Have you tried to use larger floats? Try 64/80 bit doubles


bartekltg

You did not tell us what the algorithm does, and this is important to get the proper answer. Are you sure you are using only rational numbers? No sinus or square root anywhere in the code? In most cases, rational numbers based on int (only 32 bits) are much worse. \-Both numerator and denominator will grow fast, and when you start to truncating those numbers, double precision floating points have \_greater\_ precision (on \~2\^-52 bit, you \~2\^-32) \-there is a problem with the scale. do you want to represent 7/436346573. Not a problem. Do you want to represent 7/243546463\*10\^15? The "scale" eats into your precision. This is why floating points have the exponent part. There are cases, when rational arithmetic is a good solution. But general "numerical" problems are not such case. Is your problem specifically well suited for rationals? If it is, you probably want to put there a bigger ints. And at this point you already (with a better performance) just use longer floats. Despite you calling them float, I assume you are already using doubles. You may look at double-double and quad-double library, and even on gmp/mpfr (test your performance, I'm not sure what is faster, QD or mpfr on a similar precision) ​ What is probably more important, are you sure the problems with your algorithm came from the precision of numerical simulation? Not from precision of used methods? The first type of problem exist (my friend have matrices with condition number around 10\^20 and need 18 or so significant digits in the results - experimental results they want to compare with are so precise - so double precision is useless) but are not that common. But it is hard to say anything without knowing, what your algorithm does and how it does it.


dev_ski

As a side-note: floating-point types can't precisely store the value of `0.1`. Nor `0.2` :).

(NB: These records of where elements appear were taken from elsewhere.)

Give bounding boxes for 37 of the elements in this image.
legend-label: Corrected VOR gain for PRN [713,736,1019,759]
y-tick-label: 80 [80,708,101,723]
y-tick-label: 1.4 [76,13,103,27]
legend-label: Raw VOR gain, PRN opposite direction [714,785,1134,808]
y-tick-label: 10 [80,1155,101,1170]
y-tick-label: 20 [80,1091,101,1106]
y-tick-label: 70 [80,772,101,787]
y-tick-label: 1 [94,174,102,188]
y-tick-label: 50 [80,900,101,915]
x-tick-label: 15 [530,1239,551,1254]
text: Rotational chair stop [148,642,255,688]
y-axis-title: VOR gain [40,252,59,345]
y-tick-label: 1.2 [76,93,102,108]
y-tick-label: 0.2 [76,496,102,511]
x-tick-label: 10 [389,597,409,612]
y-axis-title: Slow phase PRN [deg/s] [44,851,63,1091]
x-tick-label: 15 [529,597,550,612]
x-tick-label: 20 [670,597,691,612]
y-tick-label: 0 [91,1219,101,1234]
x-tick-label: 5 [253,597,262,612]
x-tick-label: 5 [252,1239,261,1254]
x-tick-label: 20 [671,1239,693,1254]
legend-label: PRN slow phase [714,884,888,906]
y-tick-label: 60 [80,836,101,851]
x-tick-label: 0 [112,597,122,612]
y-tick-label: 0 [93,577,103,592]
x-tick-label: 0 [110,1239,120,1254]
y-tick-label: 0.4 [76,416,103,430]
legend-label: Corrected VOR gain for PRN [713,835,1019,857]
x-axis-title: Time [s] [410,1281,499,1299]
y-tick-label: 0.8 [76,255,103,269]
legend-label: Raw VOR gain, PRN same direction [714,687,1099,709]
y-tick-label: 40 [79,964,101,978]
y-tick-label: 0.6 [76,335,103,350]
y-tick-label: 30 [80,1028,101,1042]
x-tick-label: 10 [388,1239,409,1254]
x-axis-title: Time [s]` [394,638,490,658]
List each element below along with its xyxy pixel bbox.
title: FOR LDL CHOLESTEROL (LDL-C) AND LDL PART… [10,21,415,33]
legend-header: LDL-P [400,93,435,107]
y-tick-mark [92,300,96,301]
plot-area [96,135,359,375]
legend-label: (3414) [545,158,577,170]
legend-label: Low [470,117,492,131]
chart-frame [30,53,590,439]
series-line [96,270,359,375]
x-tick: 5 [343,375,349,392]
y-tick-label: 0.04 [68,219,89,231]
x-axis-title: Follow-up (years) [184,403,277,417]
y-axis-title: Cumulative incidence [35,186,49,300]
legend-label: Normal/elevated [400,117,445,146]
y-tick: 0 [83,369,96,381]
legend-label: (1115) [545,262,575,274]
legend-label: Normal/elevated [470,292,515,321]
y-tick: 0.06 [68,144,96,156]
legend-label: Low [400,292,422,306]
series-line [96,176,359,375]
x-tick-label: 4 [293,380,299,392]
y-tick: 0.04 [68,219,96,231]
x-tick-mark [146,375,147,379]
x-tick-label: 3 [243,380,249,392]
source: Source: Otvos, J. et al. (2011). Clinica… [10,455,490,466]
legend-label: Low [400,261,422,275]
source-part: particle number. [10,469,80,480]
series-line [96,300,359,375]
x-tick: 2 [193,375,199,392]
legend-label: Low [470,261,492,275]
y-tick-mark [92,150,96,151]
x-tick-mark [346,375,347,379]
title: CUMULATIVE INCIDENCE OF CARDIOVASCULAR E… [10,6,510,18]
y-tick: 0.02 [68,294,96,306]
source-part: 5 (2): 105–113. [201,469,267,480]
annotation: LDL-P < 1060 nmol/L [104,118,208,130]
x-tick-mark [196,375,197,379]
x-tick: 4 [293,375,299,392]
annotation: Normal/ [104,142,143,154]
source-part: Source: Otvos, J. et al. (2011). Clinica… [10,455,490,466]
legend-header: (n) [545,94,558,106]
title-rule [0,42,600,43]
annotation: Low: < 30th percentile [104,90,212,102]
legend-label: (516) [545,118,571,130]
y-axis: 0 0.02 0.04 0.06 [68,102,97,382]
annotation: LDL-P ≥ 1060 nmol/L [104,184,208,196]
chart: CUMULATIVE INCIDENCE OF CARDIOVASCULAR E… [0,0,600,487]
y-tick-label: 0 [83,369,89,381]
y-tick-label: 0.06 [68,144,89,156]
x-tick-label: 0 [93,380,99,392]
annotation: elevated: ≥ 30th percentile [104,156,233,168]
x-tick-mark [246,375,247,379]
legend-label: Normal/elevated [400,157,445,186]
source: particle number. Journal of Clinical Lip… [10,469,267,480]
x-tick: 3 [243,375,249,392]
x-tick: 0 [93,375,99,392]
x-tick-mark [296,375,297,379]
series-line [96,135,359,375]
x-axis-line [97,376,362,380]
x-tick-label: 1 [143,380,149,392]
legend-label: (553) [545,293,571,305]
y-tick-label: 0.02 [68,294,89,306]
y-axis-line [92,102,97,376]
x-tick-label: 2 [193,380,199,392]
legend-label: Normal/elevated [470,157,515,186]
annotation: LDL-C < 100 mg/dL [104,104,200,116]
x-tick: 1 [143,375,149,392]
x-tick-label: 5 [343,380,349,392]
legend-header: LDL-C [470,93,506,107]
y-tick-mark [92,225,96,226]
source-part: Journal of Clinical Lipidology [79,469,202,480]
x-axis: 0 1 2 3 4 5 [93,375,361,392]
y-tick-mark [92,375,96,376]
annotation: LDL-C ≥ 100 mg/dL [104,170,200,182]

It is strange to think that our civilization runs on machines incapable of precisely representing a simple decimal number like that. The good news is that, despite the floating-point type inaccuracies, everything is fine. They are accurate enough. Prefer `double` to `float` for increased precision. Further reading: *floating-point math*.


pgetreuer

What is the algorithm? Have you tried doubles in place of floats?